Bottom surgery: A colloquial way of referring to gender affirming genital surgery.
Top surgery: Colloquial way of describing gender affirming surgery on the chest.
Binding: Flattening your breasts, sometimes to appear more masculine.
Androgynous: A person who has both masculine and feminine characteristics, which sometimes means you can’t easily distinguish that person’s gender. It can also refer to someone who appears female — like Orange is the New Black’s Ruby Rose, for example — but who adopts a style that is generally considered masculine.
‘Out’ vs. ‘closeted’
Coming out: The complicated, multi-layered, ongoing process by which one discovers and accepts one’s own sexuality and gender identity. One of the most famous coming outs was Ellen DeGeneres, with “Yep, I’m gay” on the cover of Time magazine 20 years ago. Former President Obama awarded DeGeneres a Presidential Medal of Freedom in 2016, saying that her coming out in 1997 was an important step for the country.
Outing: Publicly revealing a person’s sexual orientation or gender identity when they’ve personally chosen to keep it private.
Living openly: An LGBTQ people who is comfortable being out about their sexual orientation or gender identity.
Closeted: An LGBTQ person who will not or cannot disclose their sex, sexual orientation or gender identity to the wider world.
Passing: A person who is recognized as the gender they identify with.
Down low: A term often used by African American men to refer to men who identify as heterosexual but have sex with men.
Ally: A person who is not LGBTQ but uses their privilege to support LGBTQ people and promote equality. Allies “stand up and speak out even when the people they’re allying for aren’t there,” said Robin McHaelen, founder and executive director of True Colors, a non-profit that provides support for LGBTQ youth and their families. In other words, not just at pride parades. Freehold has many wonderful allies! Thank you all.
Sex positive: An attitude that views sexual expression and sexual pleasure, if it’s healthy and consensual, as a good thing.
Heterosexual privilege: Refers to the societal advantages that heterosexuals get which LGBTQ people don’t. If you’re a straight family that moves to a new neighbourhood, for example, you probably don’t have to worry about whether your neighbours will accept you.
Heteronormativity: A cultural bias that considers heterosexuality (being straight) the norm. When you first meet someone, do you automatically assume they’re straight?
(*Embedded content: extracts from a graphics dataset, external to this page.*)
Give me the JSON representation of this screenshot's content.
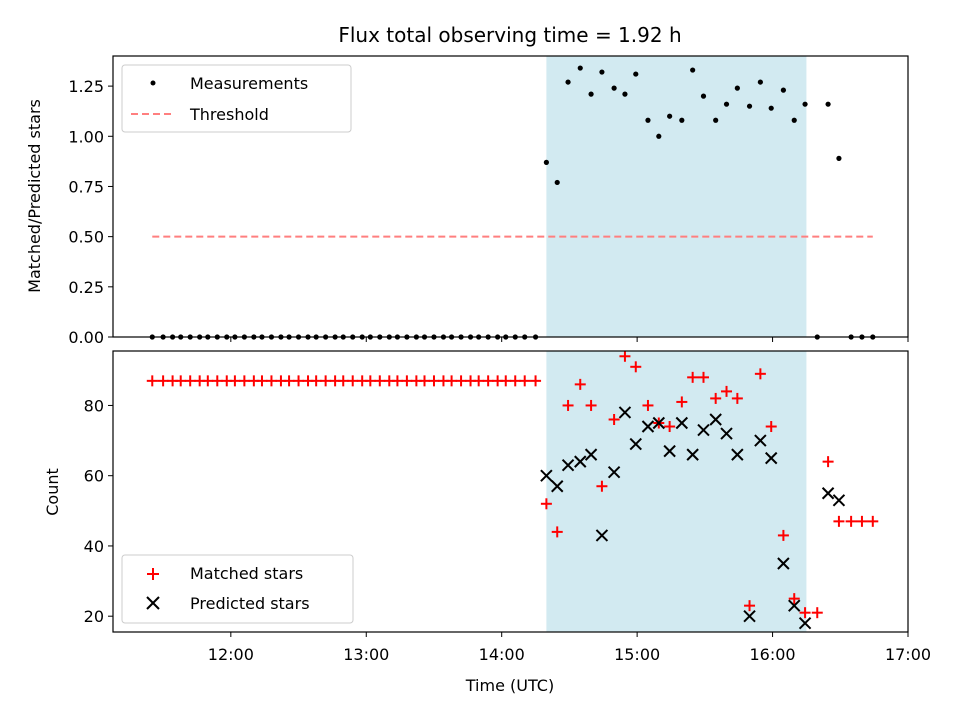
{
  "chart_data": [
    {
      "type": "scatter",
      "title": "Flux total observing time = 1.92 h",
      "xlabel": "",
      "ylabel": "Matched/Predicted stars",
      "xlim": [
        11.13,
        17.0
      ],
      "ylim": [
        0.0,
        1.4
      ],
      "yticks": [
        0.0,
        0.25,
        0.5,
        0.75,
        1.0,
        1.25
      ],
      "ytick_labels": [
        "0.00",
        "0.25",
        "0.50",
        "0.75",
        "1.00",
        "1.25"
      ],
      "shaded_span": {
        "x0": 14.33,
        "x1": 16.25,
        "color": "#add8e6"
      },
      "series": [
        {
          "name": "Measurements",
          "marker": "dot",
          "color": "#000000",
          "points": [
            [
              11.42,
              0
            ],
            [
              11.5,
              0
            ],
            [
              11.57,
              0
            ],
            [
              11.63,
              0
            ],
            [
              11.7,
              0
            ],
            [
              11.77,
              0
            ],
            [
              11.83,
              0
            ],
            [
              11.9,
              0
            ],
            [
              11.97,
              0
            ],
            [
              12.03,
              0
            ],
            [
              12.1,
              0
            ],
            [
              12.17,
              0
            ],
            [
              12.23,
              0
            ],
            [
              12.3,
              0
            ],
            [
              12.37,
              0
            ],
            [
              12.43,
              0
            ],
            [
              12.5,
              0
            ],
            [
              12.57,
              0
            ],
            [
              12.63,
              0
            ],
            [
              12.7,
              0
            ],
            [
              12.77,
              0
            ],
            [
              12.83,
              0
            ],
            [
              12.9,
              0
            ],
            [
              12.97,
              0
            ],
            [
              13.03,
              0
            ],
            [
              13.1,
              0
            ],
            [
              13.17,
              0
            ],
            [
              13.23,
              0
            ],
            [
              13.3,
              0
            ],
            [
              13.37,
              0
            ],
            [
              13.43,
              0
            ],
            [
              13.5,
              0
            ],
            [
              13.57,
              0
            ],
            [
              13.63,
              0
            ],
            [
              13.7,
              0
            ],
            [
              13.77,
              0
            ],
            [
              13.83,
              0
            ],
            [
              13.9,
              0
            ],
            [
              13.97,
              0
            ],
            [
              14.03,
              0
            ],
            [
              14.1,
              0
            ],
            [
              14.17,
              0
            ],
            [
              14.25,
              0
            ],
            [
              14.33,
              0.87
            ],
            [
              14.41,
              0.77
            ],
            [
              14.49,
              1.27
            ],
            [
              14.58,
              1.34
            ],
            [
              14.66,
              1.21
            ],
            [
              14.74,
              1.32
            ],
            [
              14.83,
              1.24
            ],
            [
              14.91,
              1.21
            ],
            [
              14.99,
              1.31
            ],
            [
              15.08,
              1.08
            ],
            [
              15.16,
              1.0
            ],
            [
              15.24,
              1.1
            ],
            [
              15.33,
              1.08
            ],
            [
              15.41,
              1.33
            ],
            [
              15.49,
              1.2
            ],
            [
              15.58,
              1.08
            ],
            [
              15.66,
              1.16
            ],
            [
              15.74,
              1.24
            ],
            [
              15.83,
              1.15
            ],
            [
              15.91,
              1.27
            ],
            [
              15.99,
              1.14
            ],
            [
              16.08,
              1.23
            ],
            [
              16.16,
              1.08
            ],
            [
              16.24,
              1.16
            ],
            [
              16.33,
              0
            ],
            [
              16.41,
              1.16
            ],
            [
              16.49,
              0.89
            ],
            [
              16.58,
              0
            ],
            [
              16.66,
              0
            ],
            [
              16.74,
              0
            ]
          ]
        },
        {
          "name": "Threshold",
          "marker": "dashed-line",
          "color": "#ff7f7f",
          "points": [
            [
              11.42,
              0.5
            ],
            [
              16.74,
              0.5
            ]
          ]
        }
      ],
      "legend": {
        "position": "top-left",
        "entries": [
          "Measurements",
          "Threshold"
        ]
      }
    },
    {
      "type": "scatter",
      "title": "",
      "xlabel": "Time (UTC)",
      "ylabel": "Count",
      "xlim": [
        11.13,
        17.0
      ],
      "ylim": [
        15.5,
        95.5
      ],
      "xticks": [
        12,
        13,
        14,
        15,
        16,
        17
      ],
      "xtick_labels": [
        "12:00",
        "13:00",
        "14:00",
        "15:00",
        "16:00",
        "17:00"
      ],
      "yticks": [
        20,
        40,
        60,
        80
      ],
      "ytick_labels": [
        "20",
        "40",
        "60",
        "80"
      ],
      "shaded_span": {
        "x0": 14.33,
        "x1": 16.25,
        "color": "#add8e6"
      },
      "series": [
        {
          "name": "Matched stars",
          "marker": "plus",
          "color": "#ff0000",
          "points": [
            [
              11.42,
              87
            ],
            [
              11.5,
              87
            ],
            [
              11.57,
              87
            ],
            [
              11.63,
              87
            ],
            [
              11.7,
              87
            ],
            [
              11.77,
              87
            ],
            [
              11.83,
              87
            ],
            [
              11.9,
              87
            ],
            [
              11.97,
              87
            ],
            [
              12.03,
              87
            ],
            [
              12.1,
              87
            ],
            [
              12.17,
              87
            ],
            [
              12.23,
              87
            ],
            [
              12.3,
              87
            ],
            [
              12.37,
              87
            ],
            [
              12.43,
              87
            ],
            [
              12.5,
              87
            ],
            [
              12.57,
              87
            ],
            [
              12.63,
              87
            ],
            [
              12.7,
              87
            ],
            [
              12.77,
              87
            ],
            [
              12.83,
              87
            ],
            [
              12.9,
              87
            ],
            [
              12.97,
              87
            ],
            [
              13.03,
              87
            ],
            [
              13.1,
              87
            ],
            [
              13.17,
              87
            ],
            [
              13.23,
              87
            ],
            [
              13.3,
              87
            ],
            [
              13.37,
              87
            ],
            [
              13.43,
              87
            ],
            [
              13.5,
              87
            ],
            [
              13.57,
              87
            ],
            [
              13.63,
              87
            ],
            [
              13.7,
              87
            ],
            [
              13.77,
              87
            ],
            [
              13.83,
              87
            ],
            [
              13.9,
              87
            ],
            [
              13.97,
              87
            ],
            [
              14.03,
              87
            ],
            [
              14.1,
              87
            ],
            [
              14.17,
              87
            ],
            [
              14.25,
              87
            ],
            [
              14.33,
              52
            ],
            [
              14.41,
              44
            ],
            [
              14.49,
              80
            ],
            [
              14.58,
              86
            ],
            [
              14.66,
              80
            ],
            [
              14.74,
              57
            ],
            [
              14.83,
              76
            ],
            [
              14.91,
              94
            ],
            [
              14.99,
              91
            ],
            [
              15.08,
              80
            ],
            [
              15.16,
              75
            ],
            [
              15.24,
              74
            ],
            [
              15.33,
              81
            ],
            [
              15.41,
              88
            ],
            [
              15.49,
              88
            ],
            [
              15.58,
              82
            ],
            [
              15.66,
              84
            ],
            [
              15.74,
              82
            ],
            [
              15.83,
              23
            ],
            [
              15.91,
              89
            ],
            [
              15.99,
              74
            ],
            [
              16.08,
              43
            ],
            [
              16.16,
              25
            ],
            [
              16.24,
              21
            ],
            [
              16.33,
              21
            ],
            [
              16.41,
              64
            ],
            [
              16.49,
              47
            ],
            [
              16.58,
              47
            ],
            [
              16.66,
              47
            ],
            [
              16.74,
              47
            ]
          ]
        },
        {
          "name": "Predicted stars",
          "marker": "x",
          "color": "#000000",
          "points": [
            [
              14.33,
              60
            ],
            [
              14.41,
              57
            ],
            [
              14.49,
              63
            ],
            [
              14.58,
              64
            ],
            [
              14.66,
              66
            ],
            [
              14.74,
              43
            ],
            [
              14.83,
              61
            ],
            [
              14.91,
              78
            ],
            [
              14.99,
              69
            ],
            [
              15.08,
              74
            ],
            [
              15.16,
              75
            ],
            [
              15.24,
              67
            ],
            [
              15.33,
              75
            ],
            [
              15.41,
              66
            ],
            [
              15.49,
              73
            ],
            [
              15.58,
              76
            ],
            [
              15.66,
              72
            ],
            [
              15.74,
              66
            ],
            [
              15.83,
              20
            ],
            [
              15.91,
              70
            ],
            [
              15.99,
              65
            ],
            [
              16.08,
              35
            ],
            [
              16.16,
              23
            ],
            [
              16.24,
              18
            ],
            [
              16.41,
              55
            ],
            [
              16.49,
              53
            ]
          ]
        }
      ],
      "legend": {
        "position": "bottom-left",
        "entries": [
          "Matched stars",
          "Predicted stars"
        ]
      }
    }
  ]
}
That’s heteronormativity.
Heterosexism: A system of oppression that considers heterosexuality the norm and discriminates against people who display non-heterosexual behaviours and identities.
Cissexism: A system of oppression that says there are only two genders, which are considered the norm, and that everyone’s gender aligns with their sex at birth.
Homophobia: Discrimination, prejudice, fear or hatred toward people who are attracted to members of the same sex.
Biphobia: Discrimination, prejudice, fear or hatred toward bisexual people.
Transphobia: Prejudice toward trans people.
Transmisogyny: A blend of transphobia and misogyny, which manifests as discrimination against “trans women and trans and gender non-conforming people on the feminine end of the gender spectrum.”
TERF: The acronym for “trans exclusionary radical feminists,” referring to feminists who are transphobic.
Transfeminism: Defined as “a movement by and for trans women who view their liberation to be intrinsically linked to the liberation of all women and beyond.” It’s a form of feminism that includes all self-identified women, regardless of assigned sex, and challenges cisgender privilege. A central tenet is that individuals have the right to define who they are.
Intersectionality: The understanding of how a person’s overlapping identities — including race, class, ethnicity, religion, sexual orientation and disability status — impact the way they experience oppression and discrimination.